1. 4.

Sunday, May 17, 2009

One Question, Mr. Balsillie...

Those who read below may think I am anti-moving Phoenix to Eastern Canada. That is not necessarily so.

I believe in two things: 1) Growing the sport of Hockey; and 2) from my military background, order and discipline equals success more often than not. I also believe in fairness, so I know some good hard questions help you make a proper choice and I am not yet 100% sold on a personal stance in this matter.

I think the Pro's are:

1. Canada is a proven market for the game and Phoenix is in financial distress, so moving the team to Canada makes better business sense in terms of getting butts in seats, the game on TV/cable/satellite, and producing a money-making franchise.

2. The kind of money Mr. Balsillie is offering goes a long way toward solving issues with paying back Phoenix's creditors.

The Con's are:

1. Mr. Balsillie is an outsider, Bill Gates-type personality. I am a Microsoft fan because I think they have great products. But many think Bill Gates, the biggest software insider, is a bully who finds new pieces to his software empire in small tech companies and buys them out to assimilate their parts into his whole. Mr. Balsillie is an NHL management outsider who is attempting to circumvent the system, buy himself a team, and by default become an insider. Both Mr. Gates and Mr. Balsillie are passionate about that which they seek and are either good for their overall sector, or could potentially be good for it. But there are procedures to follow with respect to the NHL and Mr. Balsillie is not following them.

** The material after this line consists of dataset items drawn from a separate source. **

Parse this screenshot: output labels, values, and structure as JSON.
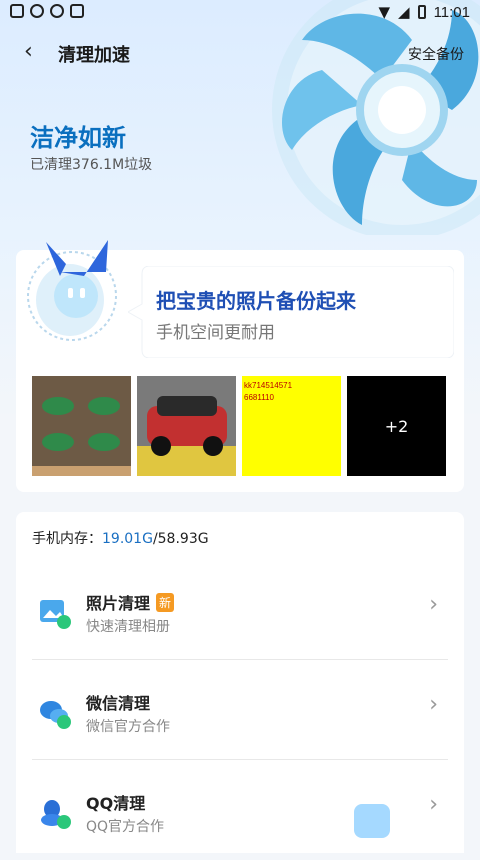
{
  "statusbar": {
    "time": "11:01"
  },
  "topbar": {
    "title": "清理加速",
    "backup": "安全备份"
  },
  "hero": {
    "headline": "洁净如新",
    "cleaned": "已清理376.1M垃圾"
  },
  "promo": {
    "title": "把宝贵的照片备份起来",
    "subtitle": "手机空间更耐用",
    "thumb3_line1": "kk714514571",
    "thumb3_line2": "6681110",
    "more": "+2"
  },
  "storage": {
    "label": "手机内存：",
    "used": "19.01G",
    "total": "/58.93G"
  },
  "items": [
    {
      "name": "照片清理",
      "badge": "新",
      "desc": "快速清理相册",
      "icon": "photo-clean-icon"
    },
    {
      "name": "微信清理",
      "desc": "微信官方合作",
      "icon": "wechat-clean-icon"
    },
    {
      "name": "QQ清理",
      "desc": "QQ官方合作",
      "icon": "qq-clean-icon"
    }
  ],
  "colors": {
    "accent": "#1a6fc2",
    "headline": "#0a6fbf",
    "badge": "#f59a23"
  }
}
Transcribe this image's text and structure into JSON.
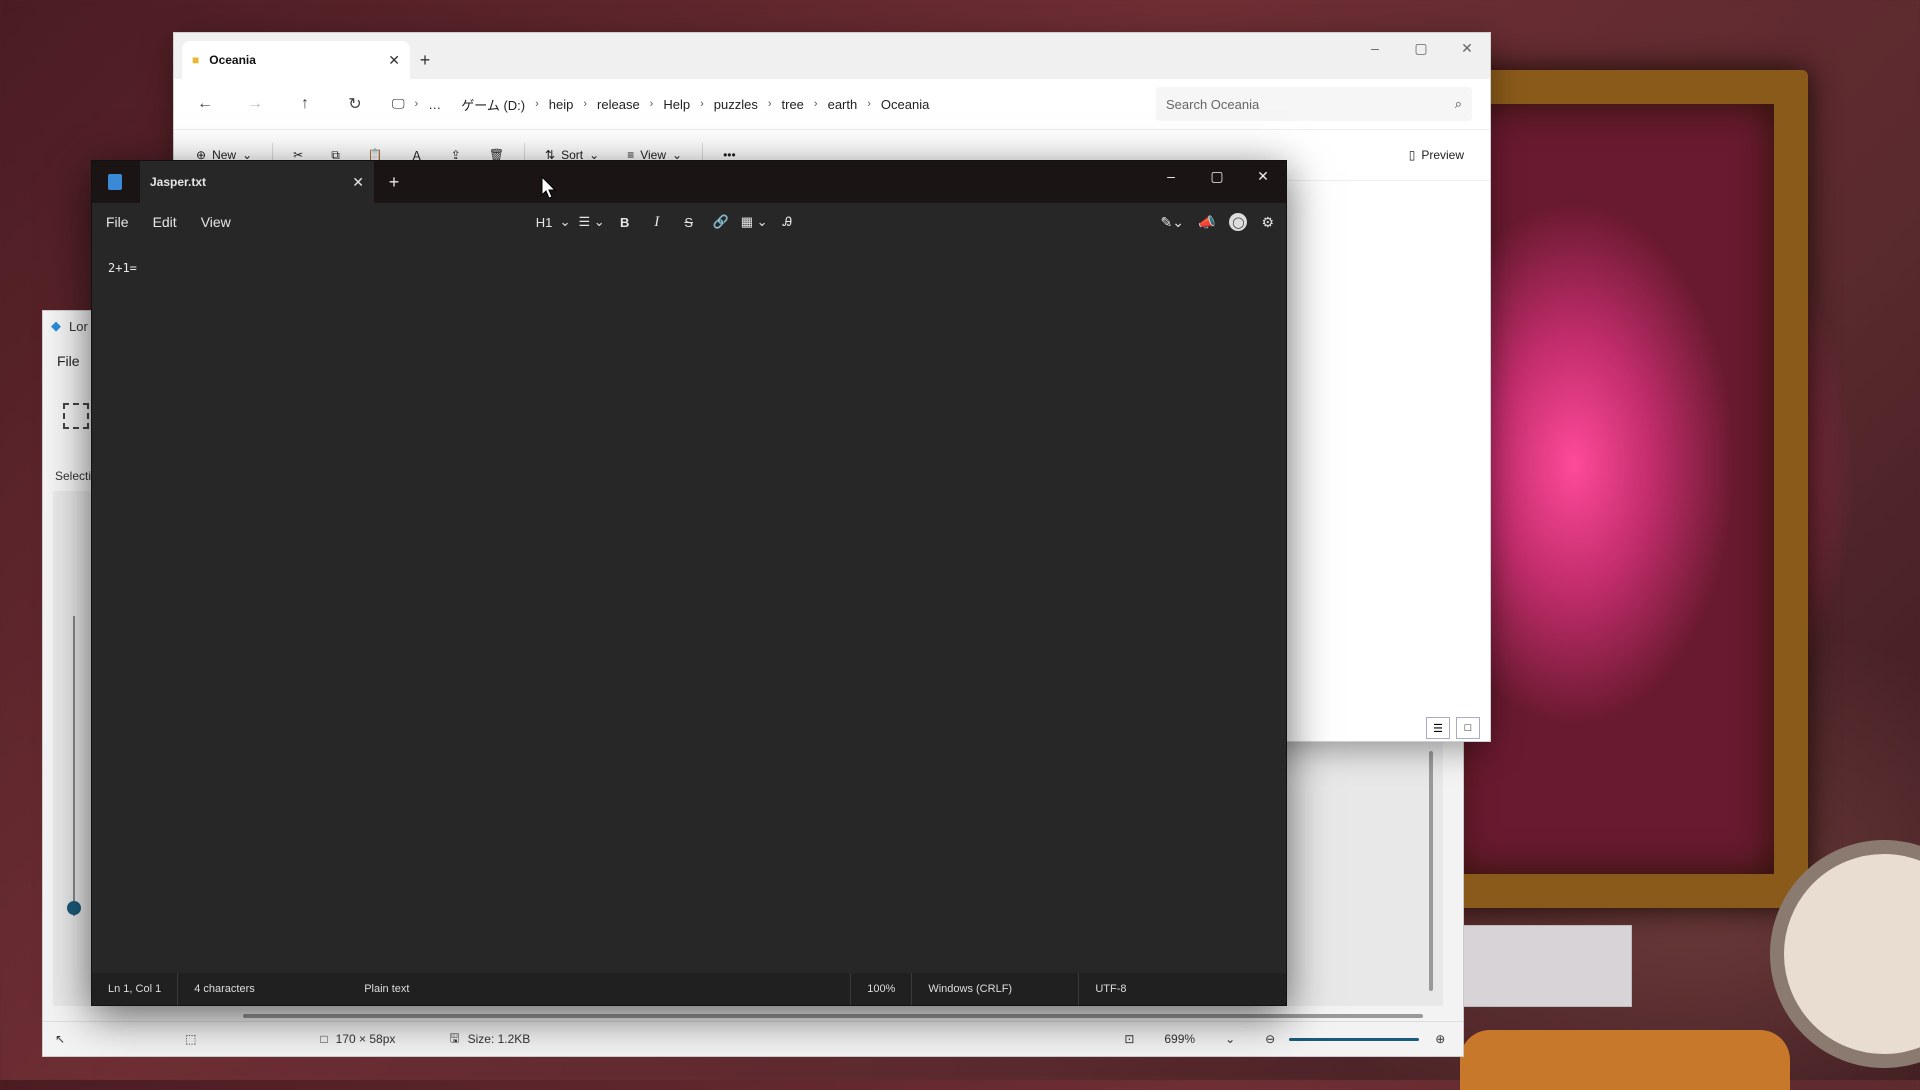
{
  "explorer": {
    "tab_title": "Oceania",
    "tab_close": "✕",
    "new_tab": "+",
    "window_controls": [
      "–",
      "▢",
      "✕"
    ],
    "nav": {
      "back": "←",
      "forward": "→",
      "up": "↑",
      "refresh": "↻"
    },
    "breadcrumbs": [
      "…",
      "ゲーム (D:)",
      "heip",
      "release",
      "Help",
      "puzzles",
      "tree",
      "earth",
      "Oceania"
    ],
    "search_placeholder": "Search Oceania",
    "commands": {
      "new": "New",
      "sort": "Sort",
      "view": "View",
      "more": "•••",
      "preview": "Preview"
    }
  },
  "notepad": {
    "tab_title": "Jasper.txt",
    "tab_close": "✕",
    "new_tab": "+",
    "window_controls": [
      "–",
      "▢",
      "✕"
    ],
    "menus": [
      "File",
      "Edit",
      "View"
    ],
    "format": {
      "heading": "H1",
      "bold": "B",
      "italic": "I",
      "strike": "S"
    },
    "content": "2+1=",
    "status": {
      "position": "Ln 1, Col 1",
      "chars": "4 characters",
      "type": "Plain text",
      "zoom": "100%",
      "line_ending": "Windows (CRLF)",
      "encoding": "UTF-8"
    }
  },
  "paint": {
    "title": "Lor",
    "menu_file": "File",
    "selection_label": "Selectio",
    "status": {
      "dimensions": "170 × 58px",
      "size": "Size: 1.2KB",
      "zoom": "699%"
    }
  },
  "colors": {
    "notepad_bg": "#272727",
    "explorer_bg": "#ffffff",
    "accent": "#1a5a7a"
  }
}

2. As we know from the Lockout days and other incidents in the NHL's history, the League is most healthy when management, owners and players all work in concert. A maverick buying his way in with discontent, not just disagreement, from all three of those entities is not good for the League's overall health.

That said up front, I have a question for Mr. Balsillie I have not heard asked yet which would sway my personal feelings in this matter.

If you are as intent on securing a franchise in Canada as you say, how come your name is not seriously mentioned in the potential sale of the Montreal Canadiens?

I'm just asking. Because if the answer is that he is just not interested in purchasing that successful team, then it looks like his sole purpose for buying Phoenix is to get his team, his way, and move it where he wants to. The only places that works are when you are either starting your own business, or you are the top dog on the food chain of a particular business sector. If he is not equally interested in the Canadiens, then I would have to say I am completely against his actions like it appears Mr. Bettman is because he is trying to do something he wants to do his own way, something unhealthy for Hockey. And at a time when Hockey is on the rise in popularity, this could sour potential, new fans on our sport.

If the answer on the other hand is simply that such a purchase is not in his own financial best interests for some reason, then, with some compromise, there might just be room for Mr. Balsillie in the NHL. The compromise has to come on at least two levels:

1. Don't attempt to bully the NHL into letting you in. If I had a bazillion dollars, I'd want to own a team myself. But I am sure the best route is to declare your intentions and work with the League to secure one because you are going to have to work with the League and all 29 other ownership groups to be successful. Web sites to incite eastern Canada against the League offices, and attempts to storm the courts to force your way in endears you to nobody.

2. If my goal is to grow the sport of Hockey, then I would want to find the best place to put a team in the United States. No offense intended, Canada, but there is not much more growth you can achieve except by population explosion - the vast majority of your nation considers Hockey a religion. The United States is ripe for harvesting, however. For example, the fact that you can see youth programs and high school Hockey now being played all over the Dallas/Fort Worth metroplex 16 years after the Stars moved south attests to growth of our favorite sport. That is a population area of millions who, prior to the Stars, only had Dallas and Ft. Worth minor league teams. Any kind of youth program was the very biggest of exceptions to the rule.

Putting those two tactics to use might just land you a team, Sir, and bring one of the most financially viable candidates to own a franchise into the League. I fear not doing so will see you 0-3 against the League and likely never secure the other 29 owner's simultaneous support.

So Mr. Balsillie, is it that you just want it your way, on your terms and where you want it?

If the answer to the above is "Yes!" Burger King is down the street and always lets you have it your way. We will see you in the ticket line like the rest of us because that is how you are going to get into a building.

And if compromise is indeed on your mind, I would offer that the League needs to give you due consideration.